I could well be overcomplicating this or missing out on some Zen insight, but painful experience has taught me that I'm not clever enough to predict what sorts of states concurrent systems can get themselves into.
EDIT:
As Marcello says in a comment, updates on individual servers have sequence numbers, and replication applies the updates in sequence number order. I had a vague idea that that was the case, but I'm still fuzzy on the details. I'm trying to find the simplest possible model that will give me an idea about what can and can't happen in a complex CouchDB system.
Suppose I take the state of server A that's started off empty and has three document writes made to it. So its state can be represented as the following string:
A1,A2,A3
Suppose server B also has three writes: B1,B2,B3
We replicate A to B, so the state of B is now: B1,B2,B3,A1,A2,A3. Although presumably the A updates have taken a sequence number on entering B, so the state is now: B1, B2, B3, B4(A1), B5(A2), B6(A3).
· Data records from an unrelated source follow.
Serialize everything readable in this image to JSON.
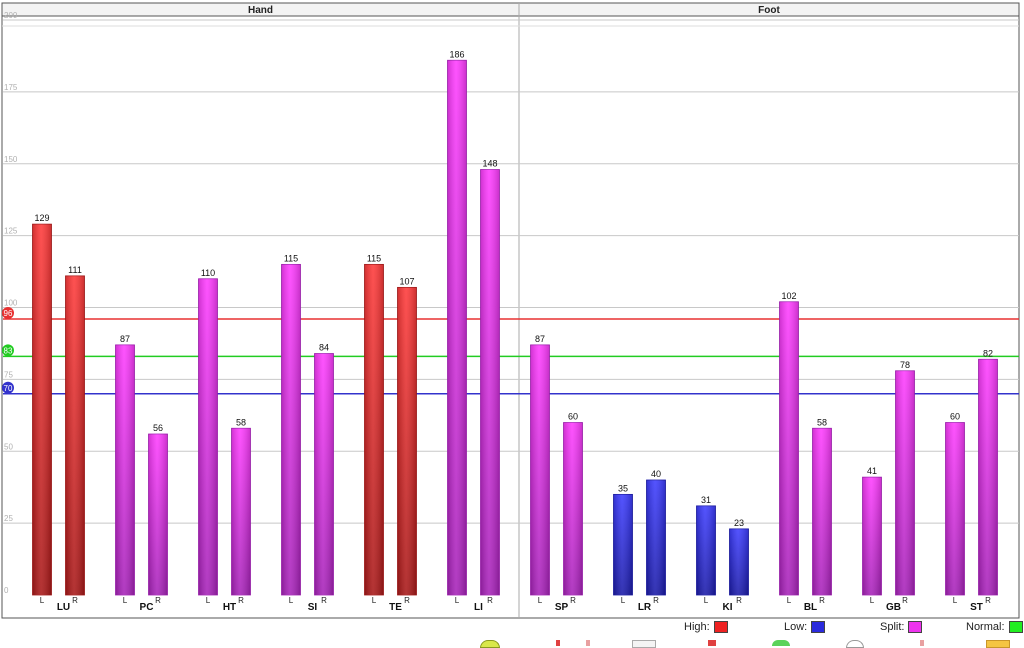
{
  "chart_data": {
    "type": "bar",
    "panels": [
      {
        "title": "Hand",
        "groups": [
          "LU",
          "PC",
          "HT",
          "SI",
          "TE",
          "LI"
        ]
      },
      {
        "title": "Foot",
        "groups": [
          "SP",
          "LR",
          "KI",
          "BL",
          "GB",
          "ST"
        ]
      }
    ],
    "side_labels": [
      "L",
      "R"
    ],
    "bars": [
      {
        "group": "LU",
        "side": "L",
        "value": 129,
        "level": "high"
      },
      {
        "group": "LU",
        "side": "R",
        "value": 111,
        "level": "high"
      },
      {
        "group": "PC",
        "side": "L",
        "value": 87,
        "level": "split"
      },
      {
        "group": "PC",
        "side": "R",
        "value": 56,
        "level": "split"
      },
      {
        "group": "HT",
        "side": "L",
        "value": 110,
        "level": "split"
      },
      {
        "group": "HT",
        "side": "R",
        "value": 58,
        "level": "split"
      },
      {
        "group": "SI",
        "side": "L",
        "value": 115,
        "level": "split"
      },
      {
        "group": "SI",
        "side": "R",
        "value": 84,
        "level": "split"
      },
      {
        "group": "TE",
        "side": "L",
        "value": 115,
        "level": "high"
      },
      {
        "group": "TE",
        "side": "R",
        "value": 107,
        "level": "high"
      },
      {
        "group": "LI",
        "side": "L",
        "value": 186,
        "level": "split"
      },
      {
        "group": "LI",
        "side": "R",
        "value": 148,
        "level": "split"
      },
      {
        "group": "SP",
        "side": "L",
        "value": 87,
        "level": "split"
      },
      {
        "group": "SP",
        "side": "R",
        "value": 60,
        "level": "split"
      },
      {
        "group": "LR",
        "side": "L",
        "value": 35,
        "level": "low"
      },
      {
        "group": "LR",
        "side": "R",
        "value": 40,
        "level": "low"
      },
      {
        "group": "KI",
        "side": "L",
        "value": 31,
        "level": "low"
      },
      {
        "group": "KI",
        "side": "R",
        "value": 23,
        "level": "low"
      },
      {
        "group": "BL",
        "side": "L",
        "value": 102,
        "level": "split"
      },
      {
        "group": "BL",
        "side": "R",
        "value": 58,
        "level": "split"
      },
      {
        "group": "GB",
        "side": "L",
        "value": 41,
        "level": "split"
      },
      {
        "group": "GB",
        "side": "R",
        "value": 78,
        "level": "split"
      },
      {
        "group": "ST",
        "side": "L",
        "value": 60,
        "level": "split"
      },
      {
        "group": "ST",
        "side": "R",
        "value": 82,
        "level": "split"
      }
    ],
    "y_ticks": [
      0,
      25,
      50,
      75,
      100,
      125,
      150,
      175,
      200
    ],
    "ylim": [
      0,
      200
    ],
    "grid": true,
    "reference_lines": [
      {
        "value": 96,
        "color": "#e83030",
        "label": "96"
      },
      {
        "value": 83,
        "color": "#22cc22",
        "label": "83"
      },
      {
        "value": 70,
        "color": "#3333cc",
        "label": "70"
      }
    ],
    "legend": {
      "placement": "bottom-right",
      "entries": [
        {
          "key": "high",
          "label": "High:",
          "color": "#ee2222"
        },
        {
          "key": "low",
          "label": "Low:",
          "color": "#2b2bdd"
        },
        {
          "key": "split",
          "label": "Split:",
          "color": "#ee33ee"
        },
        {
          "key": "normal",
          "label": "Normal:",
          "color": "#22ee22"
        }
      ]
    },
    "level_colors": {
      "high": {
        "top": "#ff3a3a",
        "bottom": "#a81818"
      },
      "low": {
        "top": "#3d3dff",
        "bottom": "#1a1aa8"
      },
      "split": {
        "top": "#ff3cff",
        "bottom": "#a622b8"
      }
    }
  }
}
If I understand correctly, the replicator also makes a record of the fact that everything up to A3 has been replicated to B, and it happens to store this record as part of B's internal state, but I'm wondering if this is an implementation detail that can be disregarded in the simple model.
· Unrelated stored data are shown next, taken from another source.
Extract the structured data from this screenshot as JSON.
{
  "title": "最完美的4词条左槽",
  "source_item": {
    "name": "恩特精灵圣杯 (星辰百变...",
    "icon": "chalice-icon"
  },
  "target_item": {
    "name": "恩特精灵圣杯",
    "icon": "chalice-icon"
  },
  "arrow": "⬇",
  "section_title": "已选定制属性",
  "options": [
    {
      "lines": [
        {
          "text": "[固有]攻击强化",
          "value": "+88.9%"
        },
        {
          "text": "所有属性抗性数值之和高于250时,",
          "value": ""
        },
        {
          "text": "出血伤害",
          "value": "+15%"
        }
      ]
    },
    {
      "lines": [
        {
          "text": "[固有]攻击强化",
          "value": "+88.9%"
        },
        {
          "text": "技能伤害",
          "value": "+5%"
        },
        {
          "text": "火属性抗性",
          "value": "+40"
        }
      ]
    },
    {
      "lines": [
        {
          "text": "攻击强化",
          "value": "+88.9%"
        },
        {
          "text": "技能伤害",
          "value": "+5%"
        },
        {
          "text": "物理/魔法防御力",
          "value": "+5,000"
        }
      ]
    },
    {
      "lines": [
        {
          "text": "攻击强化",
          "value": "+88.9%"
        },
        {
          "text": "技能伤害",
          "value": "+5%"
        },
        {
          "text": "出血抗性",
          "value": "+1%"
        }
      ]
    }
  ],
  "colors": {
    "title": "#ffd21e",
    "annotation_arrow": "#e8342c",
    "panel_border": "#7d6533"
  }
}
If you operate those sets of rules, the A updates and the B updates would stay in order on any server they were replicated to. Perhaps the only way they could get out of order is if you did something like replicating A to B, deleting A1 on A and A2 on B, replicating A to C, then replicating B to C, leaving a state on C of: A2, A3, B1, B2, B3, B4(A1).
Is this making any sense at all? Maybe strings aren't the right way of visualising it, maybe it's better to think of, I don't know, a bunch of queues (servers) in an airport , airport staff (replicators) moving people from queue to queue according to certain rules , and put yourself into the mind of someone trying to skip the queue, ie somehow get into a queue before someone who's ahead of them in their current queue. That has the advantage of personalising the model, but we probably don't want to replicate people in airports.
Or maybe there's some way of expliaining it as a Towers of Hanoi type game, although with FIFO queues instead of LIFO stacks.
It's a model I'm hoping to find - absolutely precise as far as behavior is concerned, all irrelevant implementation details stripped away, and using whatever metaphor or imagery makes it easiest to intuit.
The basic use case is simple. CouchDB uses sequence numbers to index database changes and to ask what changes need to be replicated. Order is implicit in this algorithm and what you fear should not happen. As a side note, the replication process only copies the last revision of a document, but this does not change anything about order.